Chemical and mechanical signals from the basement membrane (BM), an extracellular matrix compartment (ECM), reprogram gene expression leading to quiescence and differentiation of mammary gland epithelial cells. Hippo-YAP, a pathway that regulates organ growth and size, act as a "relay" for mechanical signals from the microenvironment. It is known that the inhibition of HIPPO kinases allows the translocation of YAP to the nucleus, where it acts as a transcription co-activator. The nuclear localization of YAP in epithelial cells has been associated with increased proliferation and malignity.

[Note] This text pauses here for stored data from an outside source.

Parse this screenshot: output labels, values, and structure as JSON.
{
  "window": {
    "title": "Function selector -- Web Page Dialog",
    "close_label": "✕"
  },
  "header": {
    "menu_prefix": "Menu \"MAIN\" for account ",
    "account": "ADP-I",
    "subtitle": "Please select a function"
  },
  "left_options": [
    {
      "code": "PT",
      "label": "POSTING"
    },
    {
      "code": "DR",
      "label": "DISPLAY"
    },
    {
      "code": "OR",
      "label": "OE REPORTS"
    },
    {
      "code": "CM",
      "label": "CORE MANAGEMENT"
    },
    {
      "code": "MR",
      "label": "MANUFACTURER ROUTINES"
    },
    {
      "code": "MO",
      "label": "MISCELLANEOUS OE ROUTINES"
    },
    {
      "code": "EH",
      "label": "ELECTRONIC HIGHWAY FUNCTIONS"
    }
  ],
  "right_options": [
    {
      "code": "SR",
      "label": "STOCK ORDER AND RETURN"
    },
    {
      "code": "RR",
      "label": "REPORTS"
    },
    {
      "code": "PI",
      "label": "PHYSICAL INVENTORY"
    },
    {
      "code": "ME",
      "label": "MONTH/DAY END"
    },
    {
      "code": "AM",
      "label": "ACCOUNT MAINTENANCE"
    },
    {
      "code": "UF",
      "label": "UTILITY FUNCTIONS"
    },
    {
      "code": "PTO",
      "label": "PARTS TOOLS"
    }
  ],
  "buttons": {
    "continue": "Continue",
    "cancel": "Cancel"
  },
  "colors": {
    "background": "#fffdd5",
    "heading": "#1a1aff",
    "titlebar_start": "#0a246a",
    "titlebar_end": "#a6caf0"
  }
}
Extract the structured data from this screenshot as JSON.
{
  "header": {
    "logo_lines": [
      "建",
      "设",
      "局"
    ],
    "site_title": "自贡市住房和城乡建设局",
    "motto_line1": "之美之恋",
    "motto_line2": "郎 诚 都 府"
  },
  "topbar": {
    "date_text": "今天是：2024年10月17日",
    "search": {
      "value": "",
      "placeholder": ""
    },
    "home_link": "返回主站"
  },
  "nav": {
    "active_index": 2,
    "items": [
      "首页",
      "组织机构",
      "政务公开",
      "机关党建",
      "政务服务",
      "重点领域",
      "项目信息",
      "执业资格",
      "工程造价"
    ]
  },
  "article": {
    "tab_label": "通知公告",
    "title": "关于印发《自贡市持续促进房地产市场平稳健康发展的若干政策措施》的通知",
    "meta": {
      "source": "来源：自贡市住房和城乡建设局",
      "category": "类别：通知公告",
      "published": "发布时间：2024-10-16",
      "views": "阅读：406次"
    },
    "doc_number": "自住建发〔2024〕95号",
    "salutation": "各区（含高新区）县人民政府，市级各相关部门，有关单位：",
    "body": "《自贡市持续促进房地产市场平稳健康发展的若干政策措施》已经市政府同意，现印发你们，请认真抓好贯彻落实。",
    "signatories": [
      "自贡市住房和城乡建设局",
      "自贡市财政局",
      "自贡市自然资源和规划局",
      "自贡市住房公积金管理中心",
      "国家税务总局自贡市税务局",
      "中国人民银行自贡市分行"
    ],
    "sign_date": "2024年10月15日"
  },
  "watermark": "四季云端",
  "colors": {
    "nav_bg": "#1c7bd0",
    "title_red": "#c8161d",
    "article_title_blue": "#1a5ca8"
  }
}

We reported previously that in non-malignant breast cells the reduction of nuclear YAP occurs in response to BM inhibitory signals. This mechanism is disrupted in malignant cells, which exhibit constitutively nuclear YAP and continue to grow. However, the molecular machinery that regulates these events remains unknown. The activation of the serine/threonine kinases MST1 and 2 (HIPPO proteins, which are upstream to YAP) lead to phosphorylation and cytoplasmic retention of YAP. We analyzed the correlation of MST2 expression with YAP localization in "normal" and malignant cells. Our results show that while normal cells display high levels of MST2, in malignant cells MST2 is not detectable. This phenomenon is correlated with the sustained nuclear localization of YAP in malignant cells. Interestingly, malignant cells displayed levels of MST2 mRNA similar to normal cells, indicating that MST2 can be post-transcriptionally regulated in malignant cells. The regulation of MST2 in malignant cells may occur through degradation via 26S proteasome, because our experiments showed that inhibition of the proteolytic pathway increased MST2 levels in malignant cells. Recent data from large-scale experiments indicate that MST2 is a target for E3 ligases, but the identity and mechanism of activation of E3 ligases remain elusive. Thus, the main aim of this proposal is to identify and evaluate the activation of E3 ligases responsible for the recognition and regulation of MST2 levels in malignant cells of the human breast. The conclusion of this study may provide relevant information for the understanding of how malignant cells escape proliferation-inhibitory mechanism induced by the signals from the BM, and the regulation of the HIPPO/YAP pathway in tumorigenesis of breast epithelial cells.